ニッカウヰスキーは竹鶴とリタの情熱からできている
ニッカウヰスキーにはこんな歴史があったのかと、深く感銘を受けた小説でした。ニッカウヰスキー創業者・竹鶴正孝とその妻・リタの生涯を描いた物語。
500ページからなる長い話の前半は、スコットランド・デボン地方で、4人きょうだいの長女として育ったリタの生い立ちが綴られる。
体の弱かった少女時代ではあったが、古き良きスコットランドの温かい家族の様子が細やかに描かれ、特に、家族の会話は一緒に食卓を囲んでいるような気にさせられる。
その後、リタは第一次世界大戦で初恋の人を失う。そして、モルトウイスキーの製造法を学びにやって来た竹鶴正孝と出会い結婚に至るのだが・・・。
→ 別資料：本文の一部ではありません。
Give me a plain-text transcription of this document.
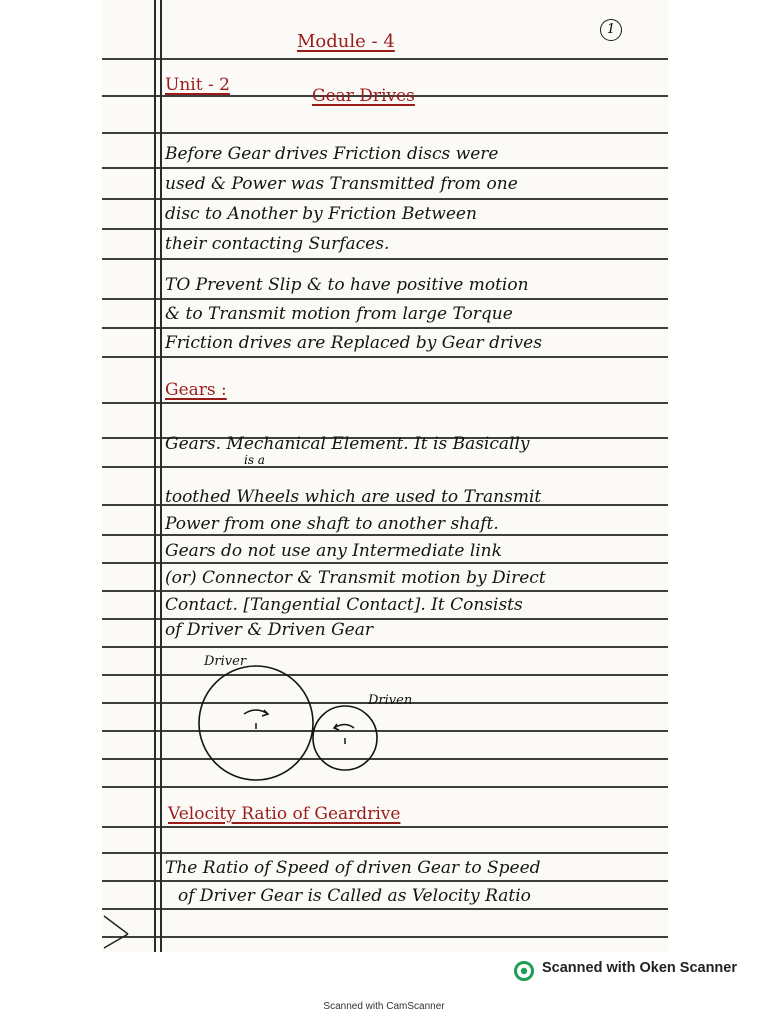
Module - 4
1
Unit - 2
Gear Drives
Before Gear drives Friction discs were
used & Power was Transmitted from one
disc to Another by Friction Between
their contacting Surfaces.
TO Prevent Slip & to have positive motion
& to Transmit motion from large Torque
Friction drives are Replaced by Gear drives
Gears :
Gears. Mechanical Element. It is Basically
is a
toothed Wheels which are used to Transmit
Power from one shaft to another shaft.
Gears do not use any Intermediate link
(or) Connector & Transmit motion by Direct
Contact. [Tangential Contact]. It Consists
of Driver & Driven Gear
Driver
Driven
Velocity Ratio of Geardrive
The Ratio of Speed of driven Gear to Speed
of Driver Gear is Called as Velocity Ratio
Scanned with Oken Scanner
Scanned with CamScanner
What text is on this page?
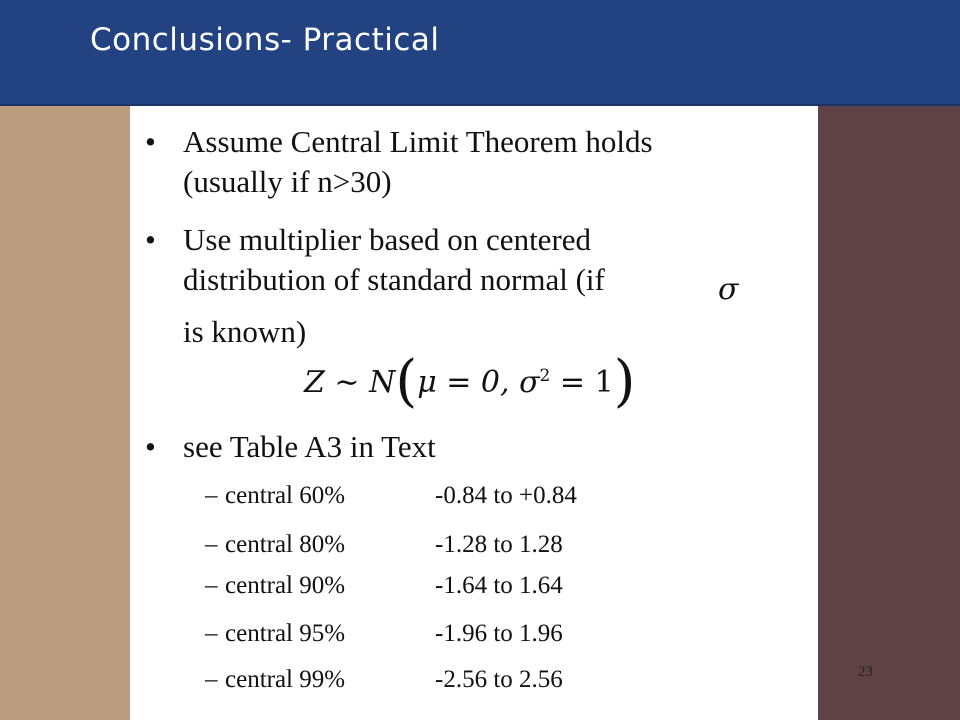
Conclusions- Practical
• Assume Central Limit Theorem holds
(usually if n>30)
• Use multiplier based on centered
distribution of standard normal (if
is known)
σ
Z ∼ N(μ = 0, $\sigma^2 = 1$)
• see Table A3 in Text
– central 60%	-0.84 to +0.84
– central 80%	-1.28 to 1.28
– central 90%	-1.64 to 1.64
– central 95%	-1.96 to 1.96
– central 99%	-2.56 to 2.56	23
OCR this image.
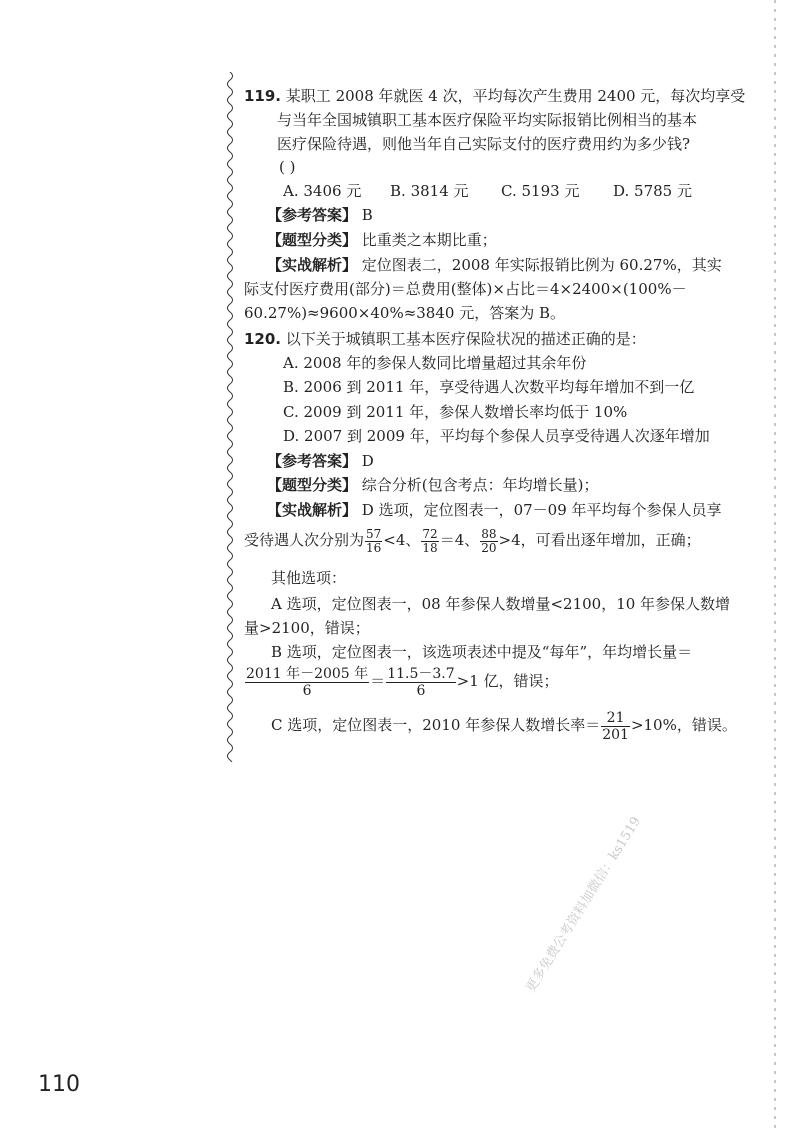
119. 某职工 2008 年就医 4 次，平均每次产生费用 2400 元，每次均享受
与当年全国城镇职工基本医疗保险平均实际报销比例相当的基本
医疗保险待遇，则他当年自己实际支付的医疗费用约为多少钱?
( )
A. 3406 元 B. 3814 元 C. 5193 元 D. 5785 元
【参考答案】 B
【题型分类】 比重类之本期比重；
【实战解析】 定位图表二，2008 年实际报销比例为 60.27%，其实
际支付医疗费用(部分)＝总费用(整体)×占比＝4×2400×(100%－
60.27%)≈9600×40%≈3840 元，答案为 B。
120. 以下关于城镇职工基本医疗保险状况的描述正确的是：
A. 2008 年的参保人数同比增量超过其余年份
B. 2006 到 2011 年，享受待遇人次数平均每年增加不到一亿
C. 2009 到 2011 年，参保人数增长率均低于 10%
D. 2007 到 2009 年，平均每个参保人员享受待遇人次逐年增加
【参考答案】 D
【题型分类】 综合分析(包含考点：年均增长量)；
【实战解析】 D 选项，定位图表一，07－09 年平均每个参保人员享
受待遇人次分别为 $\frac{57}{16} <4$、 $\frac{72}{18} =4$、 $\frac{88}{20} >4$，可看出逐年增加，正确；
其他选项：
A 选项，定位图表一，08 年参保人数增量<2100，10 年参保人数增
量>2100，错误；
B 选项，定位图表一，该选项表述中提及“每年”，年均增长量＝
$\frac{\text{2011 年－2005 年}}{6} = \frac{11.5-3.7}{6} >1$ 亿，错误；
C 选项，定位图表一，2010 年参保人数增长率＝ $\frac{21}{201} >10\%$，错误。
更多免费公考资料加微信：ks1519
110
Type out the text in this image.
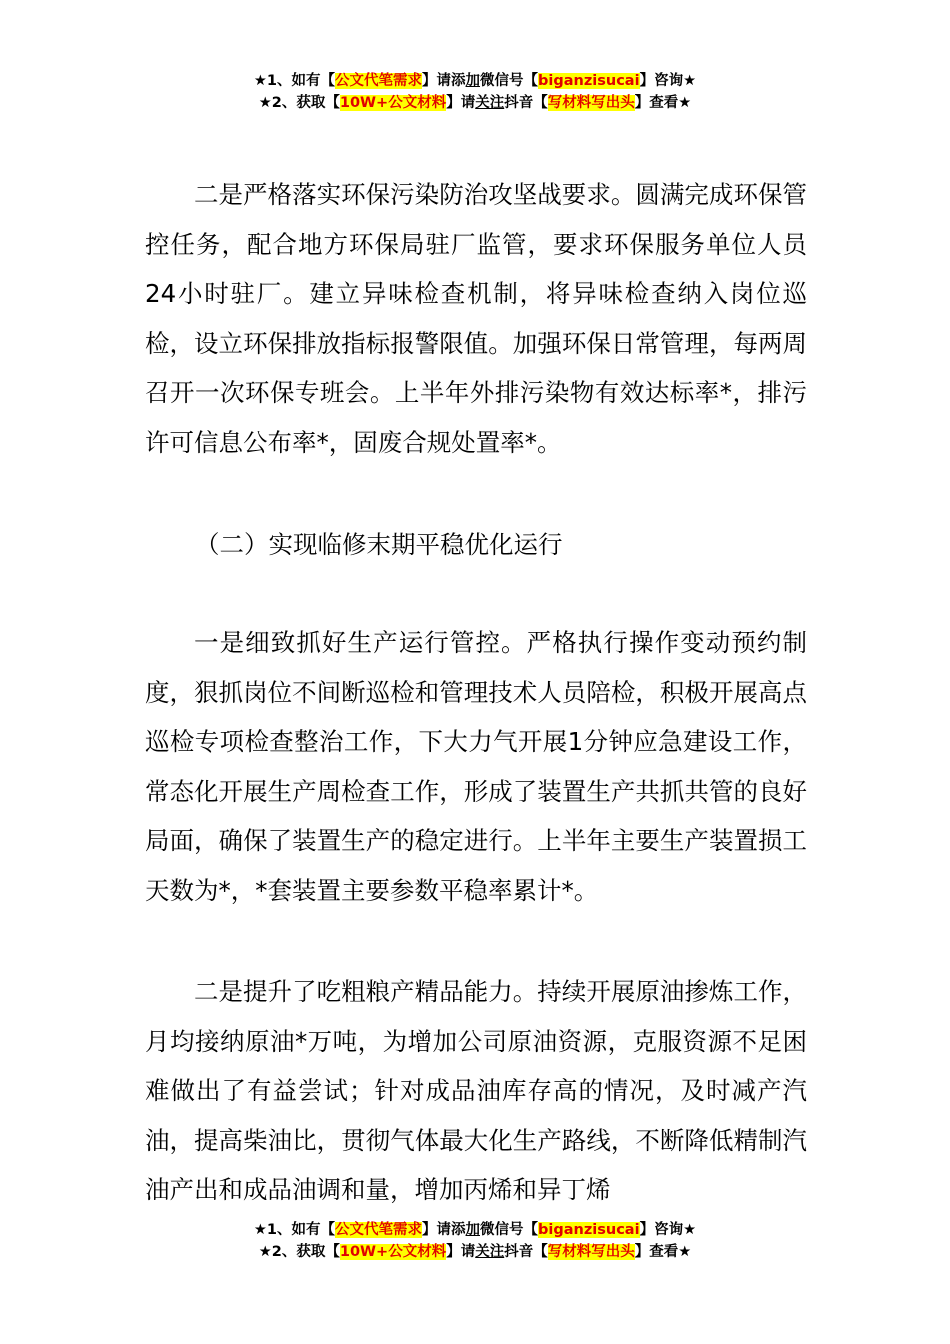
★1、如有【公文代笔需求】请添加微信号【biganzisucai】咨询★
★2、获取【10W+公文材料】请关注抖音【写材料写出头】查看★
二是严格落实环保污染防治攻坚战要求。圆满完成环保管控任务，配合地方环保局驻厂监管，要求环保服务单位人员24小时驻厂。建立异味检查机制，将异味检查纳入岗位巡检，设立环保排放指标报警限值。加强环保日常管理，每两周召开一次环保专班会。上半年外排污染物有效达标率*，排污许可信息公布率*，固废合规处置率*。
（二）实现临修末期平稳优化运行
一是细致抓好生产运行管控。严格执行操作变动预约制度，狠抓岗位不间断巡检和管理技术人员陪检，积极开展高点巡检专项检查整治工作，下大力气开展1分钟应急建设工作，常态化开展生产周检查工作，形成了装置生产共抓共管的良好局面，确保了装置生产的稳定进行。上半年主要生产装置损工天数为*，*套装置主要参数平稳率累计*。
二是提升了吃粗粮产精品能力。持续开展原油掺炼工作，月均接纳原油*万吨，为增加公司原油资源，克服资源不足困难做出了有益尝试；针对成品油库存高的情况，及时减产汽油，提高柴油比，贯彻气体最大化生产路线，不断降低精制汽油产出和成品油调和量，增加丙烯和异丁烯
★1、如有【公文代笔需求】请添加微信号【biganzisucai】咨询★
★2、获取【10W+公文材料】请关注抖音【写材料写出头】查看★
前半はリタの家族ひとりひとりの様子が細やかに描かれている。リタの国際結婚は、当時の家族には受け入れがたいこと。家族を捨て、竹鶴を選んで日本に向かったリタ。
舞台はスコットランドから日本へ
後半は日本での生活が綴られている。
まだ外国人に慣れていない日本人の様子。
懸命に日本に慣れようと頑張るリタ。
竹鶴のウイスキーに対する熱意とはうらはらに、大不況の中、ウイスキー製造に挑むという厳しい現状。なかなか完成させることができないもどかしさ。この夫婦には次から次へと難問が降りかかる。
やがて舞台は北海道・余市。
竹鶴は独立し、自分の思い描く夢を実現するために、この地で「ニッカウヰスキー」を創立する。
養女を迎えるなど、リタ自身の生活にも変化が訪れるが、この夫婦に安定した穏やかな日々を迎えるのはまだまだ先のようだ。波乱万丈な夫婦の話ではあるが、この二人に共通するものは「情熱」。
竹鶴はもちろんモルトウイスキーに全身全霊で情熱を注ぐ。
リタはそんな竹鶴を献身的かつ情熱的に愛を注ぎ続ける。
どちらか一方でも欠けたらこの偉業は決して成し得なかっただろうと感じさせられた。
色々な出来事がありすぎるほどあったご夫婦。
最後に自分の中に強く残ったのが、このふたりの「情熱」でした。
日本で今、目にするウイスキーは、竹鶴たちが生きた時代と繋がっている。そう思うととても不思議な気分になる。
こんな素敵な人々が一生懸命作り上げたウイスキーが、長い長い年月を経て私たちの元へやって来たのだなぁとしみじみ思ってしまう。
あ~ウイスキーの味がわかる人になって、この話を思い返しながら深く味わってみたいものだ・・・と思いつつ、珈琲をすすっている。